Blackstone’s Sunwest bid before bankruptcy court

A $209m stalking horse offer to buy 134 senior living facilities is to be recommended to bankruptcy court. The deal would also include the assumption of $945m in debt. The SEC alleged Sunwest was a “virtual Ponzi scheme” in 2009.

A US judge is expected to rule in February on whether The Blackstone Group’s $209 million bid for 134 senior living properties from bankrupt Sunwest Enterprise should go ahead.

Sunwest said in a statement it was recommending the sale to the Oregon district court next month. The alternative would be to allow a reorganised Sunwest to file as a REIT and continue to own and operate the properties.

If the judge approves a sale, rival firms will have six weeks to top the stalking horse bid from Blackstone and its joint venture partners, after which an auction will be held.

Under the terms of the deal, Blackstone – together with senior living operator Emeritus Corporation and hedge fund Columbia Pacific Management – would pay $209 million cash and assume $945 million in debt for 134 facilities across the US. As the stalking horse bidder, Blackstone and the JV partners would be entitled to a break-up fee of at least $9 million if the deal, which is expected to close in June, didn’t go ahead.

Sunwest was placed into receivership in March 2009, after the Securities and Exchange Commission alleged the firm – once the fourth largest assisted-living provider in the US operating 290 facilities – violated federal securities laws, with key management operating the company as a “virtual Ponzi scheme”.

According to bankruptcy documents, Sunwest ran up a debt load of more than $1.8 billion with 90 different lenders, and between 2005 and mid-2008, raised $485 million in cash through 1,800 TIC (tenant-in-common) investments and LLC memberships. Those investors were told they were investing in specific properties and typically guaranteed an annual 10 percent return plus a 2 percent per annum “buyout premium in the event of sale or refinance”, the documents said.

The SEC found “money raised in new offerings was often used to pay earlier investors their promised payments, pay creditors their returns, and otherwise fund existing operations and other real property assets”, the bankruptcy court document added. A preliminary investigation by the receiver found “rampant” commingling of funds.

However, even prior to the SEC lawsuit, Sunwest was having problems owing to its debt load. After running into cash flow difficulties in early 2008, the firm hired restructuring company Alvarez & Marsal as an advisor, followed in November 2008 by the appointment of turnaround company Hamstreet & Associates to oversee a wholesale reorganisation.

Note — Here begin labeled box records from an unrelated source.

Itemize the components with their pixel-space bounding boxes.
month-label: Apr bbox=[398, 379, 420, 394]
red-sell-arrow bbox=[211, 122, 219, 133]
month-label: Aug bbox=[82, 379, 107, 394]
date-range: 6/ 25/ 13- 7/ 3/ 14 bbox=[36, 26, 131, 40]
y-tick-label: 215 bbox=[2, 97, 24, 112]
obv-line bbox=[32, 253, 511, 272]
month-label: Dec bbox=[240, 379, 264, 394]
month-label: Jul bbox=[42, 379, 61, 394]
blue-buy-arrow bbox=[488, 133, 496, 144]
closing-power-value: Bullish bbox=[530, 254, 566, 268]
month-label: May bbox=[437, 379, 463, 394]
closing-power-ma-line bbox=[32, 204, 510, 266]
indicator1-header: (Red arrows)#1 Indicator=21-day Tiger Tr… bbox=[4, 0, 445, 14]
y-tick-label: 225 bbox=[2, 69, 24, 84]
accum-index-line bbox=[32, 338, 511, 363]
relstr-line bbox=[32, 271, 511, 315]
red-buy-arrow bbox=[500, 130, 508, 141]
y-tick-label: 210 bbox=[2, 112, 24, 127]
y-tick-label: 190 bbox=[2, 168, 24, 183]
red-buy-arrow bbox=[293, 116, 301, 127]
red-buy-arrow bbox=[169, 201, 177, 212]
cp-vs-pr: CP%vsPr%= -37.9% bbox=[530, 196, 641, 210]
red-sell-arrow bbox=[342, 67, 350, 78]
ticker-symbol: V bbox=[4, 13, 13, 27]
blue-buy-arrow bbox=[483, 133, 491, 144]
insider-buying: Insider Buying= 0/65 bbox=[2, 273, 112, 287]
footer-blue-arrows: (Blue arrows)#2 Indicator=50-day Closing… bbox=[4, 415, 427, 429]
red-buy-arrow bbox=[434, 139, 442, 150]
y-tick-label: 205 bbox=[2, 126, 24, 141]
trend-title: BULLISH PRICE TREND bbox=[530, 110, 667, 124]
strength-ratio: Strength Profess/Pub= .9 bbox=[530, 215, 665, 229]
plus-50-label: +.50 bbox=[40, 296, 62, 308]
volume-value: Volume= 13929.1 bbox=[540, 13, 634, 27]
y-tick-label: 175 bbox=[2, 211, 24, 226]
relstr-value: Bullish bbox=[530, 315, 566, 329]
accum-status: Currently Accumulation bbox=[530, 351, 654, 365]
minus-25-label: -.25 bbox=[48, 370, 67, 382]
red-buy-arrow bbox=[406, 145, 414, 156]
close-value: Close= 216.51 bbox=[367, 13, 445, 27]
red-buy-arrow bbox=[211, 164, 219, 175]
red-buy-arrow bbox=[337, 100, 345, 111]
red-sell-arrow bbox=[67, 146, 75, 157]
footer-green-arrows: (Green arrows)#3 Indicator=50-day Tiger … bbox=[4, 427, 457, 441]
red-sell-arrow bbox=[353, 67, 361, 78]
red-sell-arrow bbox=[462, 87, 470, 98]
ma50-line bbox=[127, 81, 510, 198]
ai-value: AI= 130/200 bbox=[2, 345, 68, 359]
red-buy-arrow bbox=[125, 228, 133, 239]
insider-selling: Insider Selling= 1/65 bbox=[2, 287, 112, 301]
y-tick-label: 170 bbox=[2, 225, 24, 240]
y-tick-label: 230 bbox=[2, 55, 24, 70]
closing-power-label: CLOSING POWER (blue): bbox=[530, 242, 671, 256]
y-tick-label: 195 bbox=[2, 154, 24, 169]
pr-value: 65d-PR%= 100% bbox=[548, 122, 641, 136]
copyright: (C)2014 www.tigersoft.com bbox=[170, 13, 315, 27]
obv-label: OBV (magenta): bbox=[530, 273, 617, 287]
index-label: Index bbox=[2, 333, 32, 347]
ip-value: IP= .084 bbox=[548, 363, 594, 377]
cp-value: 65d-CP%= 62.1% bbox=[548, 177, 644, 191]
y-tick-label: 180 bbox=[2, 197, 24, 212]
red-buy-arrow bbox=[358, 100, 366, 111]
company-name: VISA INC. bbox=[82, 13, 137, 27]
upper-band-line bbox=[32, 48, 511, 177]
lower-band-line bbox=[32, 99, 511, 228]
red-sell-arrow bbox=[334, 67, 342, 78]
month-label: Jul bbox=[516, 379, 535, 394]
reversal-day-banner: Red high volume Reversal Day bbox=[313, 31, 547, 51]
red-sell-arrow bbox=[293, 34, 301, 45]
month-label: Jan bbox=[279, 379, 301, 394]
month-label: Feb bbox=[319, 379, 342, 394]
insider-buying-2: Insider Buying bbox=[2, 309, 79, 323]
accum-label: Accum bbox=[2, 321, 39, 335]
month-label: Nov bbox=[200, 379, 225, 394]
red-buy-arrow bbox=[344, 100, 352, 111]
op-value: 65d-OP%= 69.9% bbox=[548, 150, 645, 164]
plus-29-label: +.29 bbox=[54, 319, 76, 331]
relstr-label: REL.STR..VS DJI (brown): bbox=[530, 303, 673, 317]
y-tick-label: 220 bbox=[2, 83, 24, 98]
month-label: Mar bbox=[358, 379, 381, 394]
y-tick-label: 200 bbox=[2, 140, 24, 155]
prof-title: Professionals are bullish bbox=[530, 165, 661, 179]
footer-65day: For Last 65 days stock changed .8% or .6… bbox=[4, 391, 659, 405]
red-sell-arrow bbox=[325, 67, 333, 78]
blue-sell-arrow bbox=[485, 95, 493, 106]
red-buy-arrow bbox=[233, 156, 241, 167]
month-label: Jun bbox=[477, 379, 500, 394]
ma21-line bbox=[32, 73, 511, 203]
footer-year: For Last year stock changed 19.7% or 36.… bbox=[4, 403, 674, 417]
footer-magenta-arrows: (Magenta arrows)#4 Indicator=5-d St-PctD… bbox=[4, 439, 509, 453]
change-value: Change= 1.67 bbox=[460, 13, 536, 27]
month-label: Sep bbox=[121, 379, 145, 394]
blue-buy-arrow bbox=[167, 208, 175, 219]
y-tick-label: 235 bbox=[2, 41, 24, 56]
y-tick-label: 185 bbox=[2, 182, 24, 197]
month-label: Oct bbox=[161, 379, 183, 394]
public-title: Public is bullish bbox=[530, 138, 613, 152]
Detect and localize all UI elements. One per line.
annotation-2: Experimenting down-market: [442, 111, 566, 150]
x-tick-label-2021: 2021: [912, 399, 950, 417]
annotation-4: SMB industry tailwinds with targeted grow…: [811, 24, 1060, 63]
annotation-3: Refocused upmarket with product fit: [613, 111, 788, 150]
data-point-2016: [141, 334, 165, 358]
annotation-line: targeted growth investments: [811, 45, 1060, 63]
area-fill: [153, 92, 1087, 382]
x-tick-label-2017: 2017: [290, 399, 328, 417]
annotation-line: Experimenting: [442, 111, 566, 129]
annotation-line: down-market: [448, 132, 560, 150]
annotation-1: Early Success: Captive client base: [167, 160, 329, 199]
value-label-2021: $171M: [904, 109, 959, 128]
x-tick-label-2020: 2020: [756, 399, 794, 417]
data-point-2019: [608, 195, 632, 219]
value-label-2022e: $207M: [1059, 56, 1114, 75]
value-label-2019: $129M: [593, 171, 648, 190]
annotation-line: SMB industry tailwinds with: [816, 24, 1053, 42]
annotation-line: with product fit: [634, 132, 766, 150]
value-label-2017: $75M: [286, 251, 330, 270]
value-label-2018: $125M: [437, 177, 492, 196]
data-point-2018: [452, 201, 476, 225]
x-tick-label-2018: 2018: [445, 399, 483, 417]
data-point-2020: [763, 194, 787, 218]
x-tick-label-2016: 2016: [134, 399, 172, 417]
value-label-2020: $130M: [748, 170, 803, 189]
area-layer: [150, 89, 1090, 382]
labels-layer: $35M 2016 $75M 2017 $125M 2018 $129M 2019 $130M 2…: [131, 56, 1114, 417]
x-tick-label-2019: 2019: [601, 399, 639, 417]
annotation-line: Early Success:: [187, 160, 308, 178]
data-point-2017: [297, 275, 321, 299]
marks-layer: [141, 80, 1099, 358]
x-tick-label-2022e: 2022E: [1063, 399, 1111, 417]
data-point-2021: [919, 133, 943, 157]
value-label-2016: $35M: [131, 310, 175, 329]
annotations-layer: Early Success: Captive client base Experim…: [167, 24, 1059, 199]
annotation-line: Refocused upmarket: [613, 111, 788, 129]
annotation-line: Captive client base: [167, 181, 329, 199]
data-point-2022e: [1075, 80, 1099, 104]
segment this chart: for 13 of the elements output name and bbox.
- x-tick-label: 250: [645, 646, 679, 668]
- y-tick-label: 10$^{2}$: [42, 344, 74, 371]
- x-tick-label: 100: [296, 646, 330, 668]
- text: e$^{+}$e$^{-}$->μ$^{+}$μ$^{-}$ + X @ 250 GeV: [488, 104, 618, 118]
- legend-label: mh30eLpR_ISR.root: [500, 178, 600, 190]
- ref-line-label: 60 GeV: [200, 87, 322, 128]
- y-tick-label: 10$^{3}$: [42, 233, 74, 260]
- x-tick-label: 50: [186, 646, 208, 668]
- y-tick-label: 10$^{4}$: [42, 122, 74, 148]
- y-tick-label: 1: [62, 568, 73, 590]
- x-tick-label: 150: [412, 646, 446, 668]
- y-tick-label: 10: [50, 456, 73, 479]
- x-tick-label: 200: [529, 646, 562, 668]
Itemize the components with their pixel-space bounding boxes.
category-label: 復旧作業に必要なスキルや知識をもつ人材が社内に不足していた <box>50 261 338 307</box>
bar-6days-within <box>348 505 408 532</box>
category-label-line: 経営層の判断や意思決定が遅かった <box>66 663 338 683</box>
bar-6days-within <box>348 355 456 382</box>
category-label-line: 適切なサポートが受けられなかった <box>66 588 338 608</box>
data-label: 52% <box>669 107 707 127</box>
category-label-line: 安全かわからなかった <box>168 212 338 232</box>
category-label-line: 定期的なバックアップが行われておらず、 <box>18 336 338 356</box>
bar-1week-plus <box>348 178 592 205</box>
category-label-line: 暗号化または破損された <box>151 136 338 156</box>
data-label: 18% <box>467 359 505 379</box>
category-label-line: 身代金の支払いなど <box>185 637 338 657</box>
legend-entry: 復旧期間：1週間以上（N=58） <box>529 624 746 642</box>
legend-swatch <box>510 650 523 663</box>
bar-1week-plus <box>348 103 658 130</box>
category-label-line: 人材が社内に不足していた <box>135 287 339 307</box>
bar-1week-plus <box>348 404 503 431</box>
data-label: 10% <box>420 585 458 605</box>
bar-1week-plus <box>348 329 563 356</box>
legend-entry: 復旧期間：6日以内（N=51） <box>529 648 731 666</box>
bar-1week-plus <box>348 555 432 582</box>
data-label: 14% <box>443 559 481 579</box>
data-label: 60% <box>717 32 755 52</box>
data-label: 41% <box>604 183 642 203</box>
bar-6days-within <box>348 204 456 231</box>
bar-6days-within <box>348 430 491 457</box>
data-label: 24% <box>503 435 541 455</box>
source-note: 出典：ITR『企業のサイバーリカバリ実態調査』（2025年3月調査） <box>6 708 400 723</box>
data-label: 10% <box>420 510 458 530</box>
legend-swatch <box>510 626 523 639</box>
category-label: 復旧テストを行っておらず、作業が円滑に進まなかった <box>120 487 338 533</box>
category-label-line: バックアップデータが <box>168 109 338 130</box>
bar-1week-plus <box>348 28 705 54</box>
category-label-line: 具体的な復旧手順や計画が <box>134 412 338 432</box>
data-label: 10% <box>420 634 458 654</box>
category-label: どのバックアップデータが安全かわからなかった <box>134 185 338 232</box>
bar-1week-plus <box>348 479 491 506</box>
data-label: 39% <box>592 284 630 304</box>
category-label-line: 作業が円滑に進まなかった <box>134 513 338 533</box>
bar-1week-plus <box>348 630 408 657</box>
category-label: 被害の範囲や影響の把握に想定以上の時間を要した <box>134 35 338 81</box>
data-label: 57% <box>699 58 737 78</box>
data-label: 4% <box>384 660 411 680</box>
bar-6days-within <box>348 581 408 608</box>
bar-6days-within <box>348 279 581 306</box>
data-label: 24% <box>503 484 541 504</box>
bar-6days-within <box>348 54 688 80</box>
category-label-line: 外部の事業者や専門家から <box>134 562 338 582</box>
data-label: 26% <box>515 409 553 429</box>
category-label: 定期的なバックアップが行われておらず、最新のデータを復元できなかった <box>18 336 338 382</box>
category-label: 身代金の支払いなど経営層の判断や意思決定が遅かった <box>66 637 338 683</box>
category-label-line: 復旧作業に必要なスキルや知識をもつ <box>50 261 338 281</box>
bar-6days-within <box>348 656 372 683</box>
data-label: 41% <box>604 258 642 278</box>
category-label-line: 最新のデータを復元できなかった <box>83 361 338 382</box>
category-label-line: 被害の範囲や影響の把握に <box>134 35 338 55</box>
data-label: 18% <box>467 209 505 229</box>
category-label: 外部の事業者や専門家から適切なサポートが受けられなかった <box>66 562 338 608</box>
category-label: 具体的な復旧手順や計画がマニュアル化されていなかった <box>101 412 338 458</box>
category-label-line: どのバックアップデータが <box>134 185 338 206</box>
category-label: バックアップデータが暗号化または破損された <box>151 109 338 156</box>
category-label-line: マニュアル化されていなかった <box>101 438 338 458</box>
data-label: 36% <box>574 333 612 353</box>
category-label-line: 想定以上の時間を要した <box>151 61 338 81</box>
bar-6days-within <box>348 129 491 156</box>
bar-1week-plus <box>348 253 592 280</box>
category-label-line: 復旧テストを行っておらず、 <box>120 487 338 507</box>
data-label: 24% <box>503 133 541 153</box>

A raft of lawsuits and foreclosure actions in late 2008 from secured lenders and investors also prompted Sunwest to sell 45 of its senior living facilities to Lone Star for $364.2 million, a deal which closed in early 2009.

In October last year, the bankruptcy court agreed Sunwest – now known as Stayton SW Assisted Living – would be dealt with as a single entity rather than several hundred limited liability companies created to own Sunwest's senior living properties.